AFRİKA'DA TÜRK OKULLARI- SİYAH AFRİKA'YA ANADOLU'DAN DESTEK
Bu seyahatte gördüğümüz Türk okullarının en etkileyici olanı Cape Town Star International School idi. 1999 yılında kurulan okul, öğrencileri yuvadan alıp liseden mezun edecek kapasiteye sahip.
Sınıfları, spor olanakları ve diğer tesisleriyle Cape Town'a yakışan bir okul. Koridordan geçerken askıların üzerine yazılı olan öğrenci isimlerini not ettim: Raees, Miguel, Uthmaan, Abraar, Zoe, Muazzam, Aaaliyah, Saarah, Yusrah, Sakeen, Fareed, Aqeelah, Aqeel, Laeeq, Muzair, Riyaadh, Monia, Shaquel, Kayla, Ammaarah, Tasleem, Furkan, Fatimah... İsimler, okulun çokkültürlü niteliğini yansıtıyordu.
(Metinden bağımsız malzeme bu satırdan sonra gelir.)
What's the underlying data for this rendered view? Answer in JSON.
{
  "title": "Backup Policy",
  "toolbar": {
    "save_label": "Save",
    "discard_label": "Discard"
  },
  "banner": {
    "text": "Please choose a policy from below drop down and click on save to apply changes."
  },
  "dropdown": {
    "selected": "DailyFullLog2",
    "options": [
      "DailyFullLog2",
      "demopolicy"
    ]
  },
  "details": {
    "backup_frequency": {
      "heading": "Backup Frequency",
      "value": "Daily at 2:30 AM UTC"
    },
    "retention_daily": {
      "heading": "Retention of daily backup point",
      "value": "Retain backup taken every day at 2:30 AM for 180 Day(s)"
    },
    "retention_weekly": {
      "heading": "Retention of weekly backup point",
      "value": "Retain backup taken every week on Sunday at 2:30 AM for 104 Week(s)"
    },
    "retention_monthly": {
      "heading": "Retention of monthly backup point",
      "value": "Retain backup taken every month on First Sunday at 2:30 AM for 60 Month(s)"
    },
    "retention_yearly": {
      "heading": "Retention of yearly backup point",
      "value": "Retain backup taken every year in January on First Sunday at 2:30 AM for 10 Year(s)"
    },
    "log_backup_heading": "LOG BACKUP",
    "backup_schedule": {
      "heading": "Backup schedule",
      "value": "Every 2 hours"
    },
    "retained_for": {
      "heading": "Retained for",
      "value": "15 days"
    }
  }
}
GAC-Türkiye arasındaki ticaret hacmi giderek büyüyor, fakat potansiyelin çok altında. GAC başkenti Pretoria'daki büyükelçiliğimizin ticaret müşaviri Ali Toptan Bey'den edindiğim verilere göre durum şöyle: 2000 yılında 240 bin dolar düzeyinde olan ticaret hacmi 2006'da 2,2 milyara ulaşarak, 6 yılda 10 kattan fazla arttı. Güney Afrika'dan başlıca altın ve taşkömürü ithal ederken, akaryakıt, otomobil, beyaz eşya ve kağıt ürünleri ihraç ediyoruz. Ne var ki ticaret dengesi sürekli olarak aleyhimize gelişmekte. Oysa 10 milyon dolayındaki yüksek alım gücüne sahip nüfusuyla GAC Türk işadamları için çok cazip bir pazar. Coğrafi uzaklık ve GAC'ın uyguladığı % 5-40 aralığındaki gümrük vergileri ticaretimizi engelleyen başlıca etkenler. 2010 yılına kadar AB ile GAC arasında ticaretin serbestleşmesi, gümrük birliği nedeniyle ihracat imkanlarının artması imkanını getirecek. 2003 Mart ayında THY'nin İstanbul-Joburg-Cape Town seferlerine son vermesi, kargo taşımacılığında maliyetleri yükseltmiş ve ticari ilişkileri sınırlandırmış. GAC'da kömür çıkarıp Türkiye'ye gönderen Sumo şirketinin yöneticileri Şemsettin Çalışkan ve Vuslat Bayoğlu beylere göre, ticaretin artması için daha çok çaba harcanması gerekiyor. Bu arada, Türkiye'de iş bulmakta güçlük çeken jeoloji, metalürji ve maden mühendislerine GAC'da büyük talep olduğunu söylediler. Hiç tecrübesi olmayanlar ayda 1.500 dolar, 5 yıllık tecrübesi olanlar 4 bin dolar aylıkla iş bulabiliyormuş.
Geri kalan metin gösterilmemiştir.